Former Australian army officer David Kilcullen, who was General David Petraeus' senior counter-insurgency strategist and now a consultant to the Obama Administration, says Pakistan is the biggest concern and its collapse will be a blow to America's war on terror and the al-Qaeda would end up running what he calls 'Talibanistan'.

"We have to face the fact that if Pakistan collapses it will dwarf anything we have seen so far in whatever we're calling the war on terror now. You just can't say that you're not going to worry about al-Qaeda taking control of Pakistan and its nukes... the headquarters of the al-Qaeda sitting in two-thirds of the country the government does not control.
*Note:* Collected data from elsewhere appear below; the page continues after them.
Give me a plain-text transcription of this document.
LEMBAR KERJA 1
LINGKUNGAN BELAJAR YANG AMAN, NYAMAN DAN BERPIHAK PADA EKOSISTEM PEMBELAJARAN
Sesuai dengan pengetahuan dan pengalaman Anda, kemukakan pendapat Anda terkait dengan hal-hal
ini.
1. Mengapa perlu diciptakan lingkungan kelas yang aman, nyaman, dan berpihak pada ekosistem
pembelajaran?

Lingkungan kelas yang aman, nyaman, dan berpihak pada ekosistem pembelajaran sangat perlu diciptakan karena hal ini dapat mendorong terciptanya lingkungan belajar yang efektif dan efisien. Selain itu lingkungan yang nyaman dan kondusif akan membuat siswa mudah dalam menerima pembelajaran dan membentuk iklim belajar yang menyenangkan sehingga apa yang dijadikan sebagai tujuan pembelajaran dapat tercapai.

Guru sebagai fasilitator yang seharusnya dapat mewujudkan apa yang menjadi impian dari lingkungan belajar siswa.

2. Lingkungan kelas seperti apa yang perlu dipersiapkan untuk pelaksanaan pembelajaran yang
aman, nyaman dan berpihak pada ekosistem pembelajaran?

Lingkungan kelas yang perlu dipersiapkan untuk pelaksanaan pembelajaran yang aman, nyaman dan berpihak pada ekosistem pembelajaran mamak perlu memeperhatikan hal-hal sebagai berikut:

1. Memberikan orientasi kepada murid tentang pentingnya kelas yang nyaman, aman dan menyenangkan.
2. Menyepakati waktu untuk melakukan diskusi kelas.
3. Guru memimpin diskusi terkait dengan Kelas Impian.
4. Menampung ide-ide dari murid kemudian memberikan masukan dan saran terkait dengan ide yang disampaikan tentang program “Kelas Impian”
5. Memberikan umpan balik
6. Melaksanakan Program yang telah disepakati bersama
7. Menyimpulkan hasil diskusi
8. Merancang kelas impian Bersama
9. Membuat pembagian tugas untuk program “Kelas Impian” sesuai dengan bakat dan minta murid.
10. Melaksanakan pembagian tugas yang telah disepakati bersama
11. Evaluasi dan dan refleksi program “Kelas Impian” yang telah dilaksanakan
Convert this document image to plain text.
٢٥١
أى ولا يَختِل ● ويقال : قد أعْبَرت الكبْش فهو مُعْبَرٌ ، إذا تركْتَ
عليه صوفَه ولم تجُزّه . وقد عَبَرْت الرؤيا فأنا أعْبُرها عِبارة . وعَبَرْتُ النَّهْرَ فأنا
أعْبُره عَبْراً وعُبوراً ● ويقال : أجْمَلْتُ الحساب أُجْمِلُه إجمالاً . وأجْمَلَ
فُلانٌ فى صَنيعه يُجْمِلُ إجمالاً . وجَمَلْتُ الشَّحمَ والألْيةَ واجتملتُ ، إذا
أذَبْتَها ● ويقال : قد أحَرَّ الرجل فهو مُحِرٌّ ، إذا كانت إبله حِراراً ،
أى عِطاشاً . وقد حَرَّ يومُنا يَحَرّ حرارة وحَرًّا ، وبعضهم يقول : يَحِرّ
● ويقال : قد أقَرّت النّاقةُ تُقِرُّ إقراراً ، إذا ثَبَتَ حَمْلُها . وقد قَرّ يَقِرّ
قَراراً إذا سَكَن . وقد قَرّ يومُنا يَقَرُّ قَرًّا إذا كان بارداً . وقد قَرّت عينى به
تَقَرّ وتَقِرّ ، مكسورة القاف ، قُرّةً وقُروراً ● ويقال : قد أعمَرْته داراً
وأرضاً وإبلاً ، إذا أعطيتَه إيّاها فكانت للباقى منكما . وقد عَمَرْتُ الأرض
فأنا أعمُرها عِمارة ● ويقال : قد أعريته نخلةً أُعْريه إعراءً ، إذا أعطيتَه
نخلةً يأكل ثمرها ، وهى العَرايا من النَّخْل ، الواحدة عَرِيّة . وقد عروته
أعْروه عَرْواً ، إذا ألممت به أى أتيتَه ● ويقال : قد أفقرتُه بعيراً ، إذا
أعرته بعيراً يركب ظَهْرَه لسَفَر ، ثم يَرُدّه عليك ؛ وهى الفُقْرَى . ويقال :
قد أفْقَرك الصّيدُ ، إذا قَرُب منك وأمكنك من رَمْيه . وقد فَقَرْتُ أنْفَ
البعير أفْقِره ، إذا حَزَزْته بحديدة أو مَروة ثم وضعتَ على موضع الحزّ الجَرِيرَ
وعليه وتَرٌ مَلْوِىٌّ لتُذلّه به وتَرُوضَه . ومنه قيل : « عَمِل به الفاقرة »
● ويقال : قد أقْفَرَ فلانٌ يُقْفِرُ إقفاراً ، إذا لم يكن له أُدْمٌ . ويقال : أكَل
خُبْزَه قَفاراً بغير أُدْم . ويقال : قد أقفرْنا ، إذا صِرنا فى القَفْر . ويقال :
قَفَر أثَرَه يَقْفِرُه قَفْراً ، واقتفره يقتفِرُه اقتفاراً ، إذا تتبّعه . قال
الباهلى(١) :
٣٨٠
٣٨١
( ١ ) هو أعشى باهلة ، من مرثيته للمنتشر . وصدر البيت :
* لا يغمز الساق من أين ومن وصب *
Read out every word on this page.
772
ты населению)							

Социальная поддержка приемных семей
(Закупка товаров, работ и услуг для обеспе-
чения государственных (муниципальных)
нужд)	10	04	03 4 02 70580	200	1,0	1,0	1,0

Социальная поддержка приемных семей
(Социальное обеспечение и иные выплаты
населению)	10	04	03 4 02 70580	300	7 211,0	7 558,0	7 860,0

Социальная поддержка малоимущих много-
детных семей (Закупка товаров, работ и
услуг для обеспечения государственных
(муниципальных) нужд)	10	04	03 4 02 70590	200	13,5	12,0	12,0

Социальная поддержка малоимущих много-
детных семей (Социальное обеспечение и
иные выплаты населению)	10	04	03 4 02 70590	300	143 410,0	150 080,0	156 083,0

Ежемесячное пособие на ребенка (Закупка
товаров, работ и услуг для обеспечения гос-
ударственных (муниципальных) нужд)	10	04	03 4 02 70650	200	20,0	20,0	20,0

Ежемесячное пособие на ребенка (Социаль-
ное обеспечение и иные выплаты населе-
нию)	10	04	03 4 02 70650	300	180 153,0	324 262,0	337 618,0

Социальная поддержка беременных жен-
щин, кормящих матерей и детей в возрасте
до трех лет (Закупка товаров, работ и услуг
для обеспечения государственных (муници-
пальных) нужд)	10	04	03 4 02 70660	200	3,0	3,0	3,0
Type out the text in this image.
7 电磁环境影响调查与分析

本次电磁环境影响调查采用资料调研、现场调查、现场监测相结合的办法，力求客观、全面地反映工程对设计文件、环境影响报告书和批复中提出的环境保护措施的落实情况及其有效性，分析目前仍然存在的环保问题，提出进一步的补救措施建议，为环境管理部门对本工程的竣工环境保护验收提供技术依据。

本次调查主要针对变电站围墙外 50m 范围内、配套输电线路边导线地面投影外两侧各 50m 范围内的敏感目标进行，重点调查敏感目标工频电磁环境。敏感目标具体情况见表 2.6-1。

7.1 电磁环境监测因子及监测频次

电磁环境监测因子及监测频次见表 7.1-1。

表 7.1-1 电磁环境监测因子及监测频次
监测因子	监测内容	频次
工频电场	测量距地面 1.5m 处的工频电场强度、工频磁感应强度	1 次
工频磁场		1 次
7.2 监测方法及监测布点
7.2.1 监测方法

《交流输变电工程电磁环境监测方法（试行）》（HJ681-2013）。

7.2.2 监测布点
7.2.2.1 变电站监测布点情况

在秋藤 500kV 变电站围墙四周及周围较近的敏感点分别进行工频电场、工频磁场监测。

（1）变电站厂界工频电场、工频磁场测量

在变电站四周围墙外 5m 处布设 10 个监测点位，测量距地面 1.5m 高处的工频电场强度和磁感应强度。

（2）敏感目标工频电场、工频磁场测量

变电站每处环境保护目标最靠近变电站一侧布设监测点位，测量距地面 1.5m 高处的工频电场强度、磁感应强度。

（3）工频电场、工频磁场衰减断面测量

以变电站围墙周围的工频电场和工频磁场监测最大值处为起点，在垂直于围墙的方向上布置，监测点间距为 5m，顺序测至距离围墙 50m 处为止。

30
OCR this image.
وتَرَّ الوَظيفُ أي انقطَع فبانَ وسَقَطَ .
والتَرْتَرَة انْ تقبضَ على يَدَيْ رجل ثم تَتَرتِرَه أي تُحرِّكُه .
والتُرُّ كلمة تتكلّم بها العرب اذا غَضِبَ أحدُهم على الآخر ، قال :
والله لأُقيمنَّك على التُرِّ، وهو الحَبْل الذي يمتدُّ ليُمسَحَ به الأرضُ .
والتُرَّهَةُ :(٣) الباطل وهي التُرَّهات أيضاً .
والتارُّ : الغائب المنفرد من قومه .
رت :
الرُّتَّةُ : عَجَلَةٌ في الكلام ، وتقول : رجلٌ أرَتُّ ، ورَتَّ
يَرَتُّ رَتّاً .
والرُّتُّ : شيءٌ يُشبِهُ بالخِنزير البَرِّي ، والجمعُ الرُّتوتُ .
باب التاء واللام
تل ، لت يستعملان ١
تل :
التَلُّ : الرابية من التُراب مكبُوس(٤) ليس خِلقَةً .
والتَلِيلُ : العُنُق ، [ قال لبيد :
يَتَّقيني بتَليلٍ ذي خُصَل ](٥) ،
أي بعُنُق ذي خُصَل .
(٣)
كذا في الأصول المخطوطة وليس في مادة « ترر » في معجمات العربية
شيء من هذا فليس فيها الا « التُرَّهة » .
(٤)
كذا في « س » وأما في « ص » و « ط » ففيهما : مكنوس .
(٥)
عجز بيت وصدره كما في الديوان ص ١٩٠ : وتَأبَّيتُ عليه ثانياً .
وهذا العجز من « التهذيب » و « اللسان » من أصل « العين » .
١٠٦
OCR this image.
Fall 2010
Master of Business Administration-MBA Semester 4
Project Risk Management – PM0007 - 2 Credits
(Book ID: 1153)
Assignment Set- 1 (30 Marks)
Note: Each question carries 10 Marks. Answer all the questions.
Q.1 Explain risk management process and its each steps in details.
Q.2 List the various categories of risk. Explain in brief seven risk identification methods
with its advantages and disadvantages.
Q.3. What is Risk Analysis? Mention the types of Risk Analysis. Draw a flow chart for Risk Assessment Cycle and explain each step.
Afghanistan... easy to understand, difficult to execute. But in Pakistan, it is very difficult to understand and it's extremely difficult for us to generate any leverage, because Pakistan does not want our help," Kilcullen told the Sydney Morning Herald.

When Obama unveiled his new Af-Pak policy in Washington last month, he warned that the terrorist group was already rooted in Pakistan, plotting more attacks on the US.

The worry in Washington has been that Pakistan's missiles will fall into al-Qaeda's control.

Kilcullen's warning comes at a time when the US is struggling to redeploy more forces to stabilise the Afghanistan-Pakistan region.

However, Pakistan's Foreign Minister Shah Mehmood Qureshi claimed Kilcullen's warning would not come true. Qureshi said there was trouble only in a few pockets of the country.

"I am saying we have to keep things in the correct perspective. Yes, we are concerned, yes there is a challenge but Pakistan is not collapsing. Pakistan is not a few pockets. Pakistan is a strong, vibrant country. The people of Pakistan will defend Pakistan," said Qureshi.